Across the Causeway, Singapore Post booked an impairment charge of S$208.6 million in the fourth quarter ended March 31, 2017, of which S$185 million was attributed to a write-down of TradeGlobal, a US-based end-to-end e-commence provider that the postal group acquired for US$168.6 million in 2015. (See stories on Pages 36 and 37).
When DRB-Hicom Bhd bought the 32.21% stake in Pos Malaysia Bhd from Khazanah Nasional Bhd, it sent only one management representative — Shukrie.
“We were told not to rock the boat when we (DRB-Hicom) took over (the reins),” says Shukrie.
But his rational mind told him that Pos Malaysia, which has been in existence since before Independence, needed to be transformed in order to survive. Postmen’s jobs could not be confined to delivery of mail.
“Many people were telling me that Pos Malaysia was a very old-fashioned organisation. I was (then) the casualty sent to Pos Malaysia,” says Shukrie.
With eight unions in the former GLC, one can just imagine the condition of the road to transformation the 37-year-old was facing, not to mention the shrinking snail mail volume in the age of the internet.
But things turned out to be better than expected mainly because Pos Malaysia’s employees also realised that they needed to evolve.
“Despite what other people say, I find that the transformation in Pos Malaysia is probably one of the easiest because everybody (in the group) understood the urgency of the transformation and more importantly, the employees support the transformation process,” says Shukrie.
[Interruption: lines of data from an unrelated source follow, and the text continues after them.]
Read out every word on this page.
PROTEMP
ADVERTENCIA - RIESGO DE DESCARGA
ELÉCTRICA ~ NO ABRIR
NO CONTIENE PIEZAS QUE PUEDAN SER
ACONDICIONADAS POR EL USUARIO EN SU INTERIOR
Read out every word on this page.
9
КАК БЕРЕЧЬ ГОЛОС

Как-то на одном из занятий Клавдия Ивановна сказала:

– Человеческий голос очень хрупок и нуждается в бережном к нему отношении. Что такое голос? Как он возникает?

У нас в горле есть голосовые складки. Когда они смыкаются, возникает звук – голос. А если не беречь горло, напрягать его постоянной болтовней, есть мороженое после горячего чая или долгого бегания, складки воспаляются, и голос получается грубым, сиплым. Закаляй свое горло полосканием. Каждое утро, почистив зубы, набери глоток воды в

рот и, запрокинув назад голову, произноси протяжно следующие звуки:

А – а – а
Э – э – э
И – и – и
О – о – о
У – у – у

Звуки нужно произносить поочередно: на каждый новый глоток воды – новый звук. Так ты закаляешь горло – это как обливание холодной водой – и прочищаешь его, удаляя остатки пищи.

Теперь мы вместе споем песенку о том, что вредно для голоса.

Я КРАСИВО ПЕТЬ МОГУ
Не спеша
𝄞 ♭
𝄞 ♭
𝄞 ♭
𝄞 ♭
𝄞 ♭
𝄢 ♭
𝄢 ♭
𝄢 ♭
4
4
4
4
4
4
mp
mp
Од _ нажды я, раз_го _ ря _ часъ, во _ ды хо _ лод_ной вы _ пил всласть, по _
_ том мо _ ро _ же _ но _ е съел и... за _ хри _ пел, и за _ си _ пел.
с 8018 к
The management has mapped out a transformation plan that seems promising. But, realistically, it is the bottom lines that count in the long run.
While expecting double-digit revenue growth, Shukrie acknowledges the need to widen the group’s profit margin. Also, he admits the profitability of the courier and other delivery services is not as good as the traditional snail mail operation.
Pos Malaysia was once a monopoly and now it has to compete with other — big and small — companies. With its network of 700 post offices and 7,000 postmen plus 3,000 courier delivery workers, will the postal group win in the e-commence battlefield that is getting more and more competitive?